Pointing to high debt and a sagging manufacturing sector, Ms. Warren said the economy teeters on the edge of disaster.
“The country’s economic foundation is fragile. A single shock could bring it all down. And the Trump administration’s reckless behavior is increasing the odds of just such a shock,” the Massachusetts Democrat wrote in an op-ed in Medium.
The alarm took a swipe at the strong economy that is President Trump’s chief argument for reelection. It also highlighted Ms. Warren’s agenda of wealth redistribution.
The plan to repair soaring household debt included her previous proposals to raise the minimum wage to $15 per hour and use revenue from an “ultra-millionaire tax” to pay off student loans and provide other new benefits to the working class.
To combat the manufacturing recession, she offered her previously released “Green Manufacturing Plan” that would pump $2 trillion into environmental research, manufacturing, and exporting over the next decade.
Ms. Warren built her political brand on opposition to Wall Street. She is vying with Sen. Bernard Sanders of Vermont in the primary race for the support of the far-left.
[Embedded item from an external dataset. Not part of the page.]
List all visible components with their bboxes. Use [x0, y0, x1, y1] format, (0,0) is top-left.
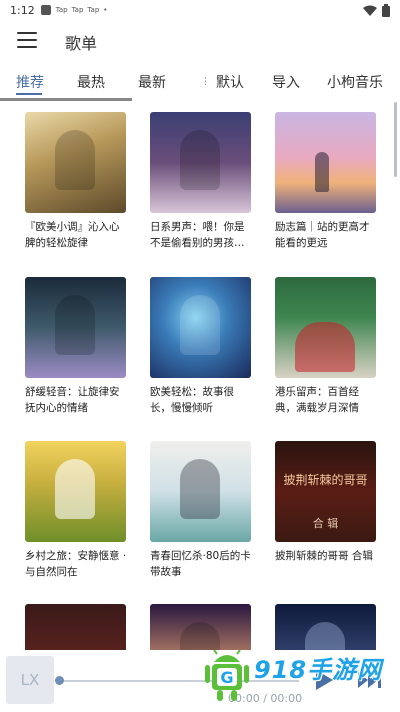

She said that for years she had warned of the approaching 2008 financial meltdown.
“But the people with the power to stop the crisis didn’t listen — not enough of them anyway. Not the banks, not [Federal Reserve Chairman] Alan Greenspan or other federal regulators, not Congress,” Ms. Warren said. “And when the crisis hit in 2008, working families lost it all while the big banks that broke the economy got a fat taxpayer bailout.”
When she looks at the economy today, she said, she sees a lot to worry about again.
“I see a manufacturing sector in recession. I see a precarious economy that is built on debt — both household debt and corporate debt — and that is vulnerable to shocks. And I see a number of serious shocks on the horizon that could cause our economy’s shaky foundation to crumble,” Ms. Warren said.